We tend to think about physical health as something that we deal with when you get sick or you develop a chronic illness and you go to a doctor. We are going to have a hard time producing improvements in America’s health if we stick to that model. We have got to begin to recognize that most of the chronic illnesses that are killing most of the people are ones that get started early on — when a kid starts smoking, when a kid develops obesity, when a kid is stressed. The kinds of things that we’ve been talking about, in terms of family and school interventions, are critical for physical health, and I don’t think most physicians know that, and I don’t think the leadership of healthcare nationally knows that.

EN: You have had a long career in thinking about prevention, can you think of a project that you worked on that you feel policy makers, behavioral scientists, and the general public should know about? 

AB: What comes to mind, is a somewhat different answer.  A lot of my work has been on smoking prevention and I’ve done a whole bunch of smoking prevention studies. When I give talks now, I usually say something like, you know if this talk were given 40 years ago this room would be full of cigarette smoke and I would have been one of the people smoking. People who are younger don’t realize just how much our society has changed with respect to smoking. In fact, I was an expert in US versus Philip Morris et al. That might be the most important thing I did. I testified against the tobacco companies, and the judge essentially adopted all of my assertions and ruled for the Justice Department and against the tobacco companies. 

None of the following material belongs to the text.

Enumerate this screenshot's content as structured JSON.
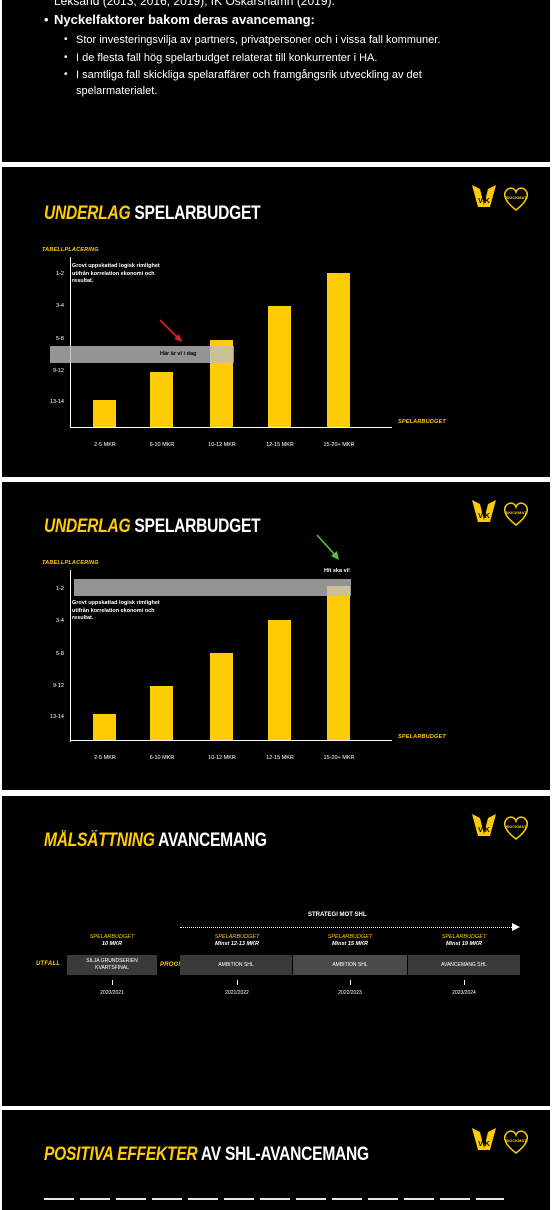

But the reason that smoking declined was because there have been relentless efforts to change policies and to influence people to quit smoking. Research certainly helped in that, but it was a public health movement. Clean indoor air laws and increasing taxes on cigarettes are two major factors that have influenced a lot of people to either not take up smoking or to quit smoking.

I think we need to apply that same strategy of trying to affect the entire population using whatever things we find [are] affecting the prevalence of the problem. This is how I got to nurturing environments. You could take me to be saying just as we did that with smoking we should do it with drug abuse, we should do it with depression, we should do it with crime, but if you read my book you’ll see that all of these problems stem from the same non-nurturing environments, the same threatening, stressful, toxic environments that fail to reinforce prosocial behavior and so on. Why not just cut to the chase and say let’s have a movement to increase the prevalence of nurturing environments. That’s what we need. That will contribute to the prevention of all of these problems.

Corrections: An earlier version of the article incorrectly stated the financial benefit of the Nurse-Family Partnership as $25,000, when it is $56,000. An earlier version also stated that Anthony Biglan briefed the National Prevention Council, when it was the Advisory Committee to the National Prevention Council. Both changes are now reflected in the article.